House debates

Monday, 30 March 2026

Motions

Trade with the European Union

11:29 am

Photo of Tom VenningTom Venning (Grey, Liberal Party) Share this | Hansard source

I stand here today to speak for the pastoralists and broadacre farmers in regional, rural and remote Australia—the hardworking men and women who wake up before the sun to feed this nation and, indeed, the world. Right now, those farmers are feeling a deep sense of disappointment. Actually, let's call it what it is: they feel betrayed. The government has sold out Australian agriculture with this unfair deal with the European Union.

It says in front of me and behind me that this is an EU free trade deal. What is free about quotas, tariffs and other trade restrictions? Remember that in the EU they subsidise their farmers. This agreement was pushed through during a crisis and it is a missed opportunity. As I said last week, it's a dog's breakfast. But, for variety today, I'll call it a dog's dinner. The EU continues to protect its own interests while Australia's left picking up the tab once again. Our trade minister gave up too easily. He stayed at the table when he should have walked away. No deal would have been better than this bad deal. Instead, we have a lopsided arrangement that treats world-class producers as second-class citizens.

It's not just me and the coalition howling at the moon; this is coming from industry, the very people we should be listening to.

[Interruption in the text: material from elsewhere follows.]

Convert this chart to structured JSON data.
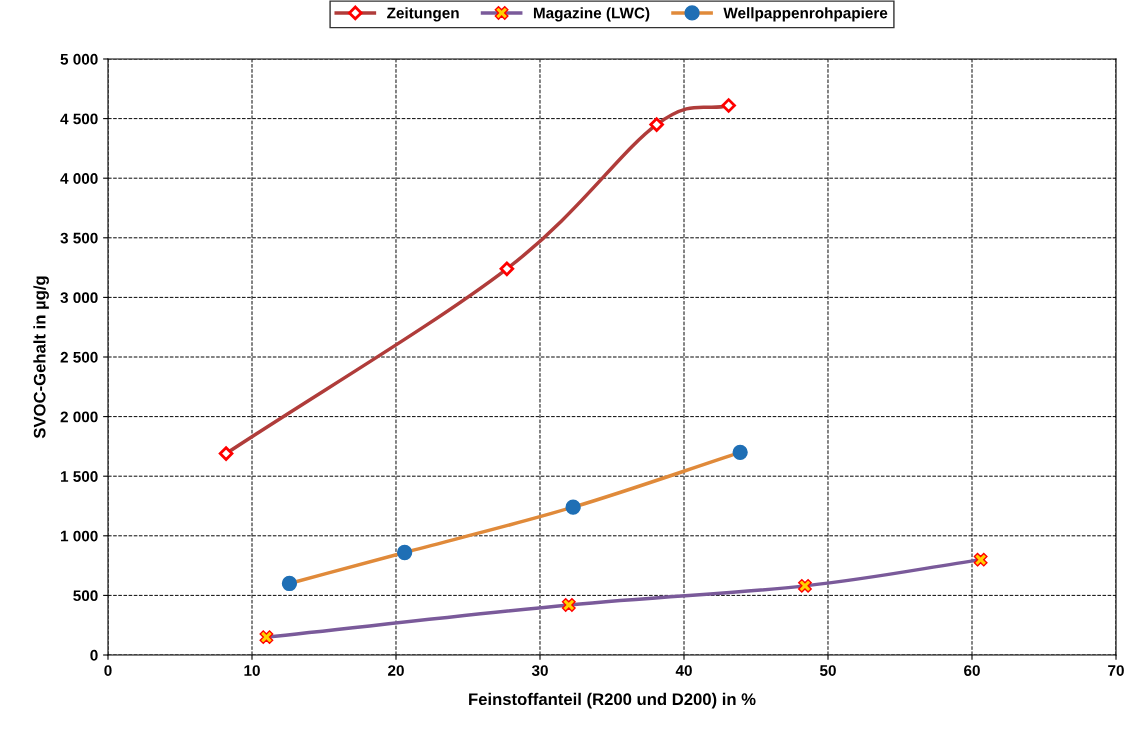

Meat and Livestock Australia said:

Australia's red meat sector has been profoundly let down by this outcome.

…   …   …

To land a deal so far below what other suppliers have secured is genuinely bewildering.

The Australian Meat Industry Council said:

The meat industry has worked tirelessly and been very clear with the Australian Government about the importance of a meaningful outcome in an agreement with the European Union. This outcome is worse than those achieved by Australia's competitors, and it caps and restricts Australia's trade.

The NFF said:

… farmers will rightly be concerned that after years of negotiations this deal hasn't delivered commercially meaningful access for Australian agricultural exports.

They will now pay the price for this subpar EU deal for decades to come.

Australian wine grape growers said that, after years of negotiation, they 'expected better'.

Let's look at the numbers, because the maths simply does not add up for our regions. Let's consider the beef sector. This agreement allows just over 30,000 tonnes of access over the next decade. Our industry experts were crystal clear that 50,000 tonnes was the absolute minimum required to stay competitive. This is stark reading. On sheepmeat the result is just as insulting. We got 25,000 tonnes, while New Zealand sits on over 160,000 tonnes. How does the government explain that? Did our negotiators forget how to use a calculator or did they just stop caring? Our sheep farmers continue to take blow after blow—first the killing of the live meat trade and now this.

It's just like how this Labor government is putting further restrictions on our law-abiding gun owners. The member for Hunter has again drawn the short straw, having to bring up this deal in parliament on behalf of his constituents as a regional MP. Who gave him his script? Who put the poor bloke up to this? Because I can tell you that it certainly wasn't farmers. If the member for Hunter, who I have a great deal of respect for, thinks the industry likes this deal, he's been spending too much time in the cafes and not the paddocks. Every major red meat group in this country is devastated. Asking the member for Hunter to defend this deal is like asking a vegan to promote a steakhouse; it's awkward for everyone involved.

The truth is that the government signed off on this deal far too easily because they desperately wanted a distraction. They wanted a shiny headline to hide the fact that the economy is weak and that fuel supplies are under threat. They wanted to pretend everything is fine when we all know that it is not. But their plan has backfired. We had a real chance to make trade fair, and we totally blew it. We need to start putting Australians' interests first. Our farmers deserve a government that fights for them, not a government that signs every piece of paper that is put in front of it.